Au cœur de la polémique, la méthode utilisée pour tenter d’obtenir un soutien de l’Union africaine. Kigali a dénoncé une démarche jugée irrégulière, accusant le Burundi d’avoir agi sans consultation préalable des États membres et d’avoir voulu imposer une décision via une procédure accélérée.
Face à ces accusations, les autorités burundaises ont tenu à clarifier leur position. Elles affirment que la procédure engagée respecte les règles en vigueur au sein de l’Union africaine, notamment le recours à la “procédure silencieuse”, un mécanisme courant permettant d’adopter une décision en l’absence d’opposition formelle.
Gitega rejette ainsi toute idée de passage en force et insiste sur le fait que cette démarche visait à obtenir un consensus continental autour d’une candidature africaine à un poste stratégique au sein des Nations unies.
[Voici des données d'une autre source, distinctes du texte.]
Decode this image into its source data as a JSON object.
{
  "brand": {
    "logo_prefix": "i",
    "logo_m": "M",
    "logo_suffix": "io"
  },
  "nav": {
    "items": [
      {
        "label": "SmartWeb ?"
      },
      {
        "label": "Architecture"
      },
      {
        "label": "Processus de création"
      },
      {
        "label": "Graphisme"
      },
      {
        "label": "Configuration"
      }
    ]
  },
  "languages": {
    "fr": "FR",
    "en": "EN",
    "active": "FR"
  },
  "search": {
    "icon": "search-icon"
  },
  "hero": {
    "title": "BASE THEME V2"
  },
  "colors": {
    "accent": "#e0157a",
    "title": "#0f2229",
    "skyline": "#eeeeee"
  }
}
Cependant, cette tentative n’a pas abouti. Une vingtaine d’États membres ont rompu le silence, bloquant ainsi l’adoption du projet de soutien à Macky Sall et révélant de profondes divergences au sein de l’organisation.
Le Rwanda, de son côté, maintient sa position et parle d’une “procédure viciée”, estimant que les règles de transparence et de concertation n’ont pas été respectées. Kigali insiste sur le fait que le rejet ne vise pas la personne de Macky Sall, mais bien la manière dont sa candidature a été introduite.
Autre élément marquant : le Sénégal lui-même a pris ses distances avec cette initiative. Dakar a officiellement indiqué ne pas avoir été associé à la démarche et ne pas avoir endossé la candidature de son ancien président, accentuant le malaise autour de ce dossier.
Selon Apanews, cette séquence diplomatique met en lumière des tensions internes au sein de l’Union africaine, entre respect des procédures, leadership politique et ambitions internationales. Elle souligne également les difficultés à construire une position commune sur des candidatures africaines à des postes de premier plan sur la scène mondiale.